Go Hack Yourself: Tiger Teams for Fun and Training
Tiger teams, originally a military security-testing concept, are now used to test computer security as well. Forming an attack/defend security exercise is a useful way to test security, as well as train employees. Here's how to organize such an exercise, and some necessary rules to make it successful.
We'll cover two different approaches. In both methods, a team or individuals are assigned to a computer, and they must defend it, while trying to attack the others at the same time. The term "tiger team" historically applies to the people who are attacking, but in the computer security-training universe, both sides are normally attacking and defending at the same time.
The first approach is structured such that if any team gains root access on another team's computer they win, or gain a certain number of points. The alternative method allows for many compromises and only punishes a team when they lose control of their "flag." The Capture the Flag method, combined with requirements to maintain certain services, is how defcon CTF works. For simplicity's sake, it's usually enough to simply say that a root compromise is a win, depending on how long of a contest is desired.
Requiring everyone to run a set of services is very important, regardless of whether or not points are awarded based on their availability. Anyone can defend a server that isn't listening on any ports. The key is to make sure that everyone is required to host the same types of services, and the services need to remain available to the other players. Ideally, a diverse set of services will be run, such as a Web, FTP and mail servers.
Choosing the host operating system will determine the outcome of the exercise; so choose carefully. Some flavor of Linux will probably be used. Sometimes organizers will choose an old version of a popular distribution, for example Red Hat 7.2. If the motivation behind choosing this OS is that the participants aren't very skilled and you'd like to make it easier, then this choice has some merit. Be careful, though, because using a blatantly insecure distribution of Linux has a drawback. People are both attacking and defending, and if they're forced to use an old version of Red Hat, they may spend all their time focusing on the defending part of the game.
Likewise, if the skills of the players are above average, you may wish to force the OS version to make the defending portion of the game a bit more challenging. Some will say that when everyone is on the same playing field, an unfair advantage exists for the attackers. Knowing exactly what vulnerabilities exist on a server makes the game quicker, but also makes the defending part the first priority. If you, as an organizer, would like to see what happens when everyone runs the same OS, then consider running the exercise in two parts. For the first few days everyone can run the same OS, then they are allowed to reload with their OS of choice.
Once everyone has settled into their system they will begin attacking. The first thing most people will think of is to start a port scan to see what services are available. Then, for some reason, many people immediately start trying to disable their opponent. A very fine line exists between exploits and Denial of Service (DoS) attacks, and many people feel that the only way to defend is to cut off network access from an attacker.

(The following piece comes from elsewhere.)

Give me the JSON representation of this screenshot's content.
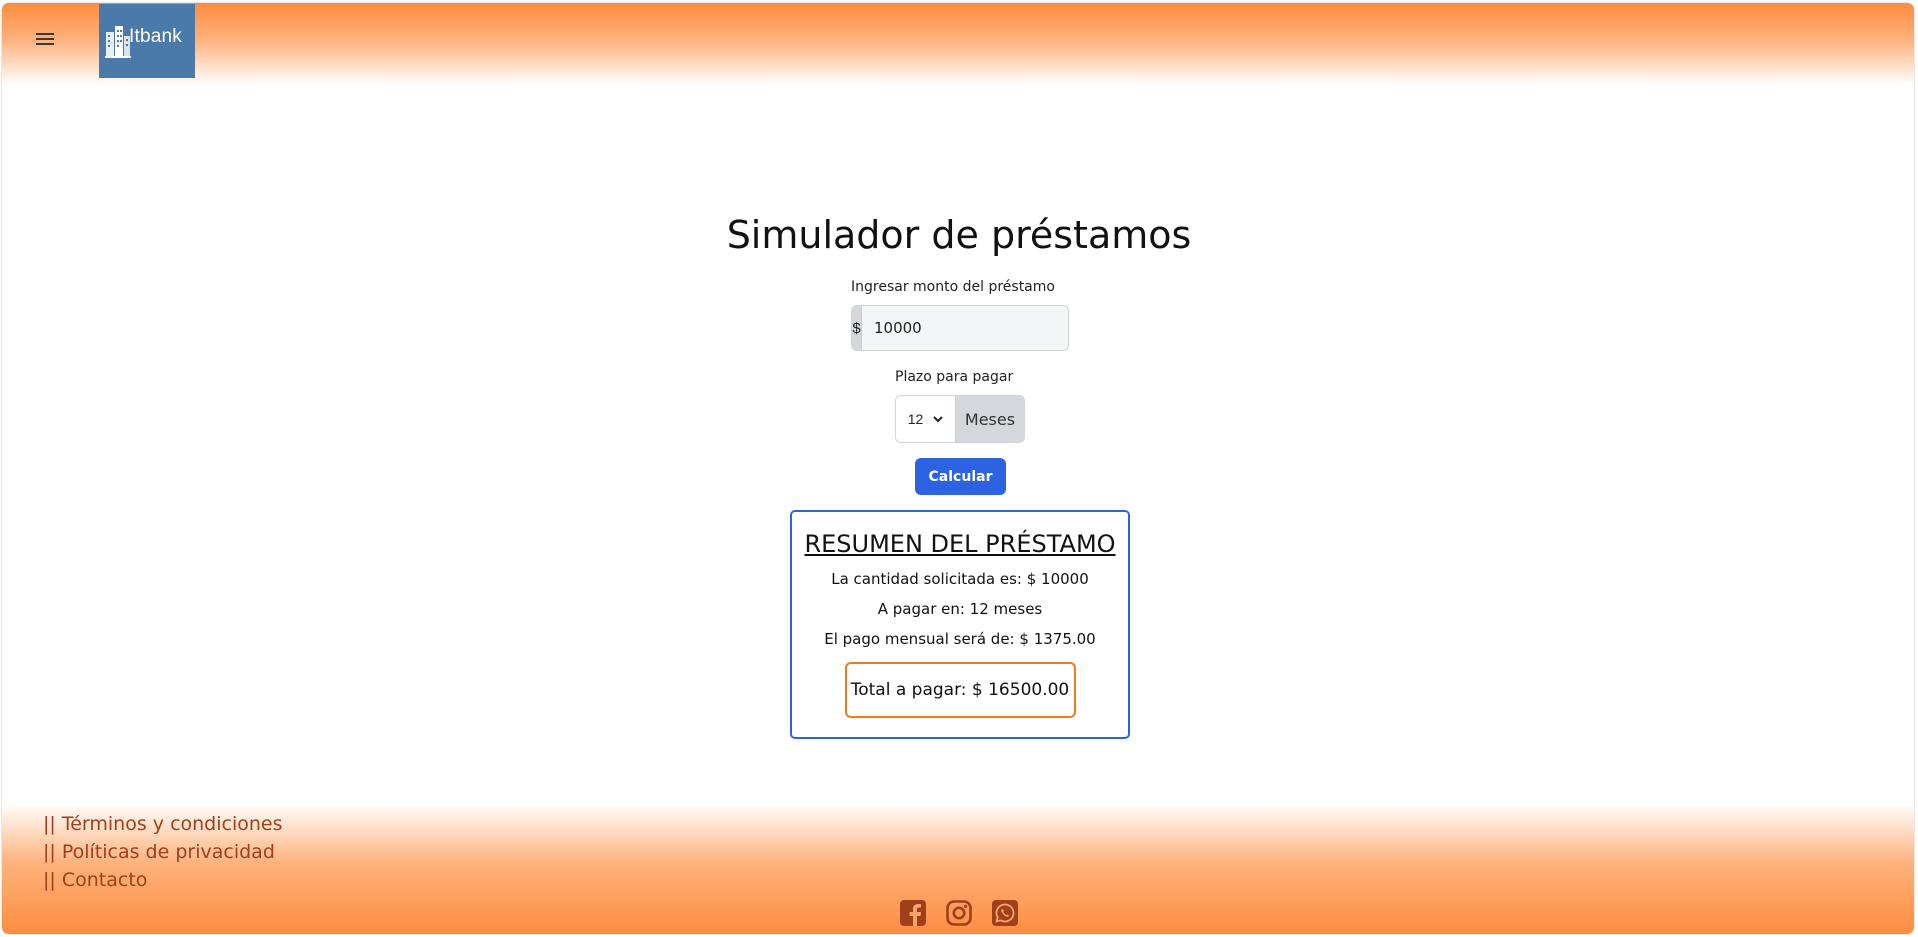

Some ground rules are necessary, and herein lies the controversy. DoS attacks are definitely a security issue, everyone can agree. But in simulating a real-world attack/defend scenario, should DoS attacks be allowed? The usefulness of the exercise quickly diminishes when everyone just takes their neighbor off the network, so most of the time, no, DoS attacks aren't permitted.
In some situations, for example when people are learning about networking, it can be instructive to allow network attacks. Flooding the switch to allow for a man-in-the-middle attack is certainly valid. That alone won't knock your foe off the network, and it's necessary for quite a few attacks. An example of "rude" attacks is broadcasting invalid ARP data so that the router can never talk to a host. This is a pure DoS attack, and it makes it impossible to attack or defend for other attacks: everyone just spins their wheels.
In the previous example, the obvious solution is to hardcode ARP entries in the router. Each team will also want a static ARP entry for the router, and the problem is solved. Again, it depends on the goals of the exercise. For learning about securing a computer from local subnet attacks, allowing some types of DoS attacks are useful. If that isn't your intention, be sure to implement a no-DoS rule, or the entire time will be spent dealing with frustrated players.
Make sure that every player documents everything they do. When the exercise is over, there are always confused parties looking for answers. How did you get root? Why were you trying to attack port 119? A well-documented exercise is useful for review and for future training. In the true spirit of "tiger teams" the defended computers should probably be somewhat similar to the production servers the players are paid to admin on a daily basis. Setting up as realistic a scenario as possible can uncover some important security holes in your existing deployment.
Aside from the sheer enjoyment aspect inherent in this type of exercise, it's also very educational. We've never met anyone who hasn't learned something during a tiger team exercise, regardless of skill level.